While Tom Smoot was living, the family attended Washington Pike Methodist Church a few feet east of the old family residence. Once a blossoming mid-sized church in about the late 1940s, it is now located in a quieter area far away from suburban growth. Its current sanctuary was built in 1927 but was remodeled somewhat in 1960.

The funeral for Tom Smoot had been held at the now-razed Mann’s mortuary chapel on Church Avenue in downtown Knoxville. Officiating were the Rev. Robert Eller, who had been the pastor at the then-large Central Methodist Church in Knoxville, as well as the Rev. J. Fred Johnson, who was minister at First Cumberland Presbyterian Church in Chattanooga from 1933 to 1978. Whether Mr. Smoot or Baylor had a relationship with Mr. Johnson is not known, although it is believed the pastor’s son and grandson went to Baylor.
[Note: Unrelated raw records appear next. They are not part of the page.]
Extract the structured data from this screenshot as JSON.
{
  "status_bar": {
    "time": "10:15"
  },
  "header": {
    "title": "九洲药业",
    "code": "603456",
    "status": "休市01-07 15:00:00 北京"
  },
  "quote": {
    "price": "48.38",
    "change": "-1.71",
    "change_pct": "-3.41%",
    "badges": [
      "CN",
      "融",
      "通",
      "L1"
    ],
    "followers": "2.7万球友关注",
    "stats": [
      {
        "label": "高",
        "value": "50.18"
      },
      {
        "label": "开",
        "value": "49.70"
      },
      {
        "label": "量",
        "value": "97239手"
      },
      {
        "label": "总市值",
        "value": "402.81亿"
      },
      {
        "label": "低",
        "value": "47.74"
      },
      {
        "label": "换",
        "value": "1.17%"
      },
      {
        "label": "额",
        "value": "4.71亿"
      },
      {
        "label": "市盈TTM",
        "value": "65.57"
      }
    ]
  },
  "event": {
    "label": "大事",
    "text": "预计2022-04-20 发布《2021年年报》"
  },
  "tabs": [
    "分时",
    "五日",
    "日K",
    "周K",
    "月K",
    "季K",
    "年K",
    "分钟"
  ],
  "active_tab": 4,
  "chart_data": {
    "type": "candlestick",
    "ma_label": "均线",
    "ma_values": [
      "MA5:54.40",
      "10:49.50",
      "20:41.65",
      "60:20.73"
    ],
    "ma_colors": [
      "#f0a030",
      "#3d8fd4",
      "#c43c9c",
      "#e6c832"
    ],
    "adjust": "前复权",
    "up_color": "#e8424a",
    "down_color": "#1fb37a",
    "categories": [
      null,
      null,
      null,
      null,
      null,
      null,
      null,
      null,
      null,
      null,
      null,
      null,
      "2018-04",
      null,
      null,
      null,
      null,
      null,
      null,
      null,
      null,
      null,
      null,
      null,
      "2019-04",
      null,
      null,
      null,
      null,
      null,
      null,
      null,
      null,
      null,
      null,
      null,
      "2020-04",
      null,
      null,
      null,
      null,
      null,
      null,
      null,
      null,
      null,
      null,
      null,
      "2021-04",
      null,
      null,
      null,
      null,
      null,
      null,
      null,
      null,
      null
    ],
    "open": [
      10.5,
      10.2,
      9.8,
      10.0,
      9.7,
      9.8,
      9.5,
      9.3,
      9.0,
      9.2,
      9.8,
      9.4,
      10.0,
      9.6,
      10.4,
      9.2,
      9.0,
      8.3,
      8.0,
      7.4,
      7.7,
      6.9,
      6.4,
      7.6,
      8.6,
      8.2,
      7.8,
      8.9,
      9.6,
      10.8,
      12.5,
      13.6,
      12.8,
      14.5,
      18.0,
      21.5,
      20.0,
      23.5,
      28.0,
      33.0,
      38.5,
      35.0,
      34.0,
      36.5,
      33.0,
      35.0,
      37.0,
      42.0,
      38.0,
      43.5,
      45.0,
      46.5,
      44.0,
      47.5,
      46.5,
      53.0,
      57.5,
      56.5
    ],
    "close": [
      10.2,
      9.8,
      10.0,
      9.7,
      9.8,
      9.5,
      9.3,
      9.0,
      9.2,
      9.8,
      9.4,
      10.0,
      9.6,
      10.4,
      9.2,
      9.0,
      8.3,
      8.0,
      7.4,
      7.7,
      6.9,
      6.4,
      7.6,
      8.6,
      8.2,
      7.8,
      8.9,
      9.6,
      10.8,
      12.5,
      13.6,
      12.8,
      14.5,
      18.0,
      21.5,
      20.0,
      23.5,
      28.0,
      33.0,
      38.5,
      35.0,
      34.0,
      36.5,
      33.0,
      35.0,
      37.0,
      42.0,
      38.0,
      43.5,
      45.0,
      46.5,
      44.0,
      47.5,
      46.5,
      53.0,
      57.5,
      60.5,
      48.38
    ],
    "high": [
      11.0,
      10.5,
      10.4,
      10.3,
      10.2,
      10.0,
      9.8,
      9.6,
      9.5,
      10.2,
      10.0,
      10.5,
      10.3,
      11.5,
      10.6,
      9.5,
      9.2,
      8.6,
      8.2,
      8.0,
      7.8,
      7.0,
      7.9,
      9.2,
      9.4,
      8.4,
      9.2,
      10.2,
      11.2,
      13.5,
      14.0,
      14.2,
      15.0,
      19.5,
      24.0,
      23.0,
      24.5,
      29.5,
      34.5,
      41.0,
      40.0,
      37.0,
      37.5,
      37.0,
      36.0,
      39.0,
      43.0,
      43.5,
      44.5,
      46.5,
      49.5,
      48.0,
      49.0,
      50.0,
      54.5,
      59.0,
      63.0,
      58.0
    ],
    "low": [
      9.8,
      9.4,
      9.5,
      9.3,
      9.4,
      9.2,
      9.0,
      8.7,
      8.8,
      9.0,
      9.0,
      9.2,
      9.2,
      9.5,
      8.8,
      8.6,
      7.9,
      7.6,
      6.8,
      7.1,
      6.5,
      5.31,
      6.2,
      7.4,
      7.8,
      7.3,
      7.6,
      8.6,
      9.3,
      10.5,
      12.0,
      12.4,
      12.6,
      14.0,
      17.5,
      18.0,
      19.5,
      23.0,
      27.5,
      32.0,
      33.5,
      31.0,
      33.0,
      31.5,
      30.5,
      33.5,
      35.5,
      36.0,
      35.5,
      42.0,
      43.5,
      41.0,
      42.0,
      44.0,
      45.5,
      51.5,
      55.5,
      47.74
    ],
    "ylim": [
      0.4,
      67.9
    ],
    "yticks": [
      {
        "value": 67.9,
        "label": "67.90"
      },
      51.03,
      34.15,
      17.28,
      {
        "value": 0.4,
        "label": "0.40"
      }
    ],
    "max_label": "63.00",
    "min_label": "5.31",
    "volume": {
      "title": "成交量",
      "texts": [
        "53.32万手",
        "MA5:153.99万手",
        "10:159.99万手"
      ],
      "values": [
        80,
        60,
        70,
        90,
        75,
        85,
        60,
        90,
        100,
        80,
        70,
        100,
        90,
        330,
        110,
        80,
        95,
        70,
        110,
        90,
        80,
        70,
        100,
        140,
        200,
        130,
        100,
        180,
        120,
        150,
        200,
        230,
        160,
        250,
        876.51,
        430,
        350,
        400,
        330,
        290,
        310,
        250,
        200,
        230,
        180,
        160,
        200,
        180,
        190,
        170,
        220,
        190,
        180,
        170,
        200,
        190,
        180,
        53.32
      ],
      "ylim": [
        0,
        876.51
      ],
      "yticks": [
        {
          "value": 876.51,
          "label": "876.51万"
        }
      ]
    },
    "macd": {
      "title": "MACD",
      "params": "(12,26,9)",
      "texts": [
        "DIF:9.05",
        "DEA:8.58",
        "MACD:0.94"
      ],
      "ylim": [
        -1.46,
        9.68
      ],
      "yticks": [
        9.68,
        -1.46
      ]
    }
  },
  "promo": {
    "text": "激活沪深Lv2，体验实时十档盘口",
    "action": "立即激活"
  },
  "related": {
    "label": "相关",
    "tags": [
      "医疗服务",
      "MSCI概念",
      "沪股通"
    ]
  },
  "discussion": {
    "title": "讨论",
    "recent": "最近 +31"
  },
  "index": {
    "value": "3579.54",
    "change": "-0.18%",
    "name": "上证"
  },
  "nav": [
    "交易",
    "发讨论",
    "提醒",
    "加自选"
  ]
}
The pastor was considered a mentor to area football players.

Tom Smoot was buried at Knoxville’s Greenwood Cemetery, which is just off Tazewell Pike near the Fountain City area, also in North Knoxville. A conspicuous “Smoot” marker stands in about the middle of the cemetery, and four members of the family are buried there – Tom Smoot, Dr. John Smoot, and Tom Smoot’s grandparents, A.L. and Margaret “Maggie” Lassaphine Smoot.

The elder Dr. Smoot, who died in 1911 at his home on Washington Pike at the age of 59 after failing health, had been a doctor in nearby Union County. It is not completely clear in old city directories, but the family may have already been in the big family home by then, although they may have lived elsewhere at times after his death.

Maggie Smoot died in 1934 at the age of 64 at her son’s temporary home at 1714 North Hills Blvd.

Dr. John Smoot was born in 1893, the year Baylor was founded, and served in World War I. He was 84 when he died, and his obituary makes no reference to Tom Smoot. It does mention his membership with the Knoxville Academy of Medicine.

Tom Smoot’s grave has a similarly plain marker with the date of his birth -- Nov. 15, 1931 -- and his death – Oct. 1, 1948. The latter date gives no hint that it was a time of much grieving 100 miles down the road at Baylor School.

Just a mile or so away from the cemetery is Knoxville Central High, where in 1991 Baylor’s football team played Central and future major league baseball player Todd Helton in Baylor’s first deep playoff run since 1977.

The Red Raiders were trying to bring back the rich football tradition sustained by Mr. Smoot and his teammates before a horrible disease cut a very promising life short.